Enver abiler buyurdular ki;
Mübarekler buyurdular ki; bir Allah dostunun, bir evliyanın, ben seni sevdim demesine kavuşabilmek için, eskiden tekkelerde otuz sene, kırk sene çile çekerlermiş, uğraşırlarmış ki, hocasının şu sözüne kavuşmak için, yani ben seni sevdim. Çünki, Mübarekler buyurdular ki; Eğer bir mürşid-i kamil, ben seni sevdim derse, bu, Peygamber efendimizin “aleyhissalatü vesselam” sevdiğinin alametidir. Çünki, Onlar vâristir, buyuruyorlar.
İnsan vücudu nasıl muvaffakiyetle çalışıyorsa, insan topluluğu da insan vücudu gibi olursa, aynı başarıyı elde eder. Nasıldır insan vücudu? İnsan vücudunda bir tane baş var. İki tane baş yok. Bütün organlar kalpten dimağa giden emirleri yapıyorlar. Kendi başına bir şey yapamaz.

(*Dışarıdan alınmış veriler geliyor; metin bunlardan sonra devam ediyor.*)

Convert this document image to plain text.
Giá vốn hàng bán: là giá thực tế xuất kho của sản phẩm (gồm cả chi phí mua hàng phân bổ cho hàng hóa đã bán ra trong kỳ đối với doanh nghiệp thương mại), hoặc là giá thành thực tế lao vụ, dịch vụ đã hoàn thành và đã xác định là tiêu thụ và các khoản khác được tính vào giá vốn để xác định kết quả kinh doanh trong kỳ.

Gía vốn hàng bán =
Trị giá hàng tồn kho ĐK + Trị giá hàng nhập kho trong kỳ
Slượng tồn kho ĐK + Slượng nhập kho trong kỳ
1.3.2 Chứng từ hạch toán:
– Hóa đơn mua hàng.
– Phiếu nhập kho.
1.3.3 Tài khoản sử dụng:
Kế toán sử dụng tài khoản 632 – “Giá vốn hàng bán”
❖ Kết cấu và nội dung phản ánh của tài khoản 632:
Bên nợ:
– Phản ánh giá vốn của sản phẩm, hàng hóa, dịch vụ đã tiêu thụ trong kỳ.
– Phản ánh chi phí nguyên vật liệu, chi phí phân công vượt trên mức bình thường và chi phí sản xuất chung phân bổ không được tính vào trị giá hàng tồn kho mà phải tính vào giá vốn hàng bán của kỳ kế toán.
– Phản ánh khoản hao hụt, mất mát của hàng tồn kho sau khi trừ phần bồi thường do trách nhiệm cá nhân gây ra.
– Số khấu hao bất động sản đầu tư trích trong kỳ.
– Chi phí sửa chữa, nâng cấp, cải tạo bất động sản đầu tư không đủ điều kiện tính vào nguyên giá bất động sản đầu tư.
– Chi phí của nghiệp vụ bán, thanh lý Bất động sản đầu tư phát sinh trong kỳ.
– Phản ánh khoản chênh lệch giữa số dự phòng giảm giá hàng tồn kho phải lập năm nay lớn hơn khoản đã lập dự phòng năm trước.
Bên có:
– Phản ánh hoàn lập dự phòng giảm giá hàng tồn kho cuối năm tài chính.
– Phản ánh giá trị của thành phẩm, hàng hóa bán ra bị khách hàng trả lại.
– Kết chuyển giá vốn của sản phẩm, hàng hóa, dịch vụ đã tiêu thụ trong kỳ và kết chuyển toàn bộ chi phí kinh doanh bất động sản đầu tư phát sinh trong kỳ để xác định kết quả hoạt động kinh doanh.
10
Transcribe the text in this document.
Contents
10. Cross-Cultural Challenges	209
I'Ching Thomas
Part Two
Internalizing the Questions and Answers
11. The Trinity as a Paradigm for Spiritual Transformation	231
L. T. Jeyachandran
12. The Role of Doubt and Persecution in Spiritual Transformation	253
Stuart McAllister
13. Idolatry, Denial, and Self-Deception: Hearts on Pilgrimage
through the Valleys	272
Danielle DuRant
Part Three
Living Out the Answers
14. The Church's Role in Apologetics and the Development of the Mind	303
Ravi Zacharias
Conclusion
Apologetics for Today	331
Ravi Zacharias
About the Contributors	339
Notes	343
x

Beynin dışında el kendiliğinden çalışsa, insan sarsak olur. Böyle hastalıklar var; Parkinson diyorlar. Beynin kontrolü dışında el ayak kendiliğinden gidip geliyor. İnsan bir gemiye bindikten sonra artık kaptana tabidir. İnsan uçağa bindikten sonra artık pilota tabidir. İnsan arabaya bindi mi artık şoföre tabidir. Orada iki kişi konuşursa o uçak düşer. Bizim muvaffak olmamız; elhamdülillah Enver ağabey ne derse tamam denmesidir. Bu, büyük bir başarıdır. Çünki, Mübarekler buyurdular ki; İslamiyette bir el kalkar, bir el oturur. İkinci el olmaz. Bir el kalkar, iyi veya kötü, yanlış veya doğru, o el inmez bir daha.